Empirically validated strategies to reduce stereotype threat and its consequences are also needed and there are several of which I feel translate nicely to the surgical training environment. Examples include:
- Removing cues that trigger concern over stereotype, such as those that make it seem that a training program/academic center is defined by a majority social group.
- Increasing the visibility and representation of minority groups—our institution, UPMC and the University of Pittsburgh School of Medicine, has done well with this.
We should also foster better intergroup relations inside and outside of the hospital. We need to consider how stereotypes and bias may affect socialization, which is especially important in surgery given that surgical trainees spend long hours at the hospital and our interactions sometimes blur the boundaries between professional and personal domains. Reminding trainees of similarities in interests rather than differences, whether it be with group outings during conferences, light-hearted banter in the operating room, etc., is important. It demonstrates that men and women are valued equally and reduces concerns with sense of belonging.

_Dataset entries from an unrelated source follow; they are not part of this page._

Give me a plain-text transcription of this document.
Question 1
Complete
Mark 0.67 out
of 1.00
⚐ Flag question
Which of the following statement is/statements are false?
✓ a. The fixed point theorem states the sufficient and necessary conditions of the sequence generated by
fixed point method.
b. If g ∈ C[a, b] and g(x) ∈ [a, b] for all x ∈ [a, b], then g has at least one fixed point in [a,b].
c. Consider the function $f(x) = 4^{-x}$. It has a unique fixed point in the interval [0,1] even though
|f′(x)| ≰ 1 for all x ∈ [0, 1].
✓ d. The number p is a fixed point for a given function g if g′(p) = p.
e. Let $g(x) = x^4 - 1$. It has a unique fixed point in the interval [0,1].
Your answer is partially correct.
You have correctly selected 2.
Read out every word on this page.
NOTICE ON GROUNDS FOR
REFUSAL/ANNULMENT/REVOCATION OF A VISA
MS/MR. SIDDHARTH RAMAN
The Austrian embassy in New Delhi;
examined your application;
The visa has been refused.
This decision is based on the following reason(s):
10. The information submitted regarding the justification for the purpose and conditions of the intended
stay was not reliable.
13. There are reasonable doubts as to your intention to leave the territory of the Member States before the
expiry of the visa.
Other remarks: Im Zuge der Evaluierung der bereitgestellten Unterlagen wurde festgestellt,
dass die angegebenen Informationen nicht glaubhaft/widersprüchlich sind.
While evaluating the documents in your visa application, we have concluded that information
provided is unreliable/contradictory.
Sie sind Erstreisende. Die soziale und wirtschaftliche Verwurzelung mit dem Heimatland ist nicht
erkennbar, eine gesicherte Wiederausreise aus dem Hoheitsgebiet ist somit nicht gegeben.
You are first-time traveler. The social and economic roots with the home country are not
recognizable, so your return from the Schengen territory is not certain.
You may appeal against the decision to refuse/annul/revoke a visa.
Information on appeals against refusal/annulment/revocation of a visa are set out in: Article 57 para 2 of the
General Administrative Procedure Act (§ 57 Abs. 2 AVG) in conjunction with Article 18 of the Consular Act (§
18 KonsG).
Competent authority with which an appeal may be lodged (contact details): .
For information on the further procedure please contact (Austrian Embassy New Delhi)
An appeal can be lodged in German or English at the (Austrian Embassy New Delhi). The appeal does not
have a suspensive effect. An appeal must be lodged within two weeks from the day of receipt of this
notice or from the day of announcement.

I also think that any future investigations should be designed with the understanding that surgery and surgical training is necessarily a group activity. Success both for providers and patients requires a mutual respect and cooperation. For this reason, interventions must be applicable to all parties and implemented using a team-science type of approach.
MedicalResearch.com: Is there anything else you would like to add?
Response: Neither I nor my co-authors have any significant disclosures related to this study.
This study was heavily influenced by important work from other investigators, including Drs. Claudia Mueller, Geoffrey Cohen, and Arghavan Salles. These are complicated issues and I am thankful to others who have helped to investigate them with equipoise and rigorous scientific methodology.